A group of computer academics conducted an experiment that tested over 17,000 most popular Android applications to determine if any of them recorded audio from the phone's microphone. Some of these applications were Facebook's and over 8,000 other apps that could send information to the social media platform. On the set of tested applications, more than half had permissions to access the camera and microphone of the device, according to the report, which would allow all the conversations that we had while having the application open for potentially being registered. Using an automated program as a method of interacting with applications on the devices, all the traffic created was analyzed and the researchers determined that no audio file was sent to third-party domains .

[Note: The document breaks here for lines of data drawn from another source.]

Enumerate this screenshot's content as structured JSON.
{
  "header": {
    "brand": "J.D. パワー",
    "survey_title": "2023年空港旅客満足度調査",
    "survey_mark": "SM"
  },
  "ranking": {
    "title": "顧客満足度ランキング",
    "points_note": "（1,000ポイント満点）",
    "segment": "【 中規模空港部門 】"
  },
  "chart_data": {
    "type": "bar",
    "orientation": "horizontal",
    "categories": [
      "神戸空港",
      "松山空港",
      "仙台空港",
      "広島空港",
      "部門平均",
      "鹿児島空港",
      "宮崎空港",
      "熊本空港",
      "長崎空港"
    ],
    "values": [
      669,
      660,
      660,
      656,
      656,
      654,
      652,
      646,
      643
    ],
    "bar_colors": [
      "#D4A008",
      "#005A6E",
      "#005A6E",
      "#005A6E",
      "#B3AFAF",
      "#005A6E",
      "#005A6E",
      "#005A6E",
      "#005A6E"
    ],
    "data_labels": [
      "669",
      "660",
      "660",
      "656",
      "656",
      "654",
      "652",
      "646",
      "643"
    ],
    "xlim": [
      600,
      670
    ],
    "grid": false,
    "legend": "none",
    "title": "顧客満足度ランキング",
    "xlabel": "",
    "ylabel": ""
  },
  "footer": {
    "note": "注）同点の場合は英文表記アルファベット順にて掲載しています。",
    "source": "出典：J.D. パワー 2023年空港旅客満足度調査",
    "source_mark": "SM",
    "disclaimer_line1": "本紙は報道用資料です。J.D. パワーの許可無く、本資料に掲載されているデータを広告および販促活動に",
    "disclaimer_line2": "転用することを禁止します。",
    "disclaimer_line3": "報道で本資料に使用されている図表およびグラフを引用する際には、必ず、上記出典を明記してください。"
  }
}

The researchers quickly mentioned the limitations of the study and have never formulated definitive assertion that your applications are not listening to you never secretly . Since an automated system has been used to test applications, the results may be different than what a human might encounter. The automated system was also unable to connect to these applications and may have missed audio that was processed locally on the device.

But, the researchers noticed something else funky, according to Gizmodo . Several applications had taken video recordings and screenshots of what people were doing. These screenshots were then sent to third-party domains

GoPuff – a service similar to PostMates, but mainly used for deliveries of late-night "munchies" – had recorded a video of the day. application screen and sent to the Appsee third-party mobile analytics company. For broadcast applications, sensitive information such as credit card numbers and addresses are the primary data sets entered by users. In the same vein, GoPuff has recorded and forwarded a screen recording that asks for the postal code of a customer. The GoPuff Privacy Policy has not informed users that their screens could potentially be registered. After the researchers contacted GoPuff about what they had found, they updated their privacy policy to indicate that the "personally identifiable information" of the user can be collected.

Thus, in attempting to demystify a theory of conspiracy, the researchers were able to create a propitious situation for another to take his place. And without the easily recognizable corporate disclosures that your screen can be recorded, this new theory may persist just as strongly as the one that the researchers were sick to hear about.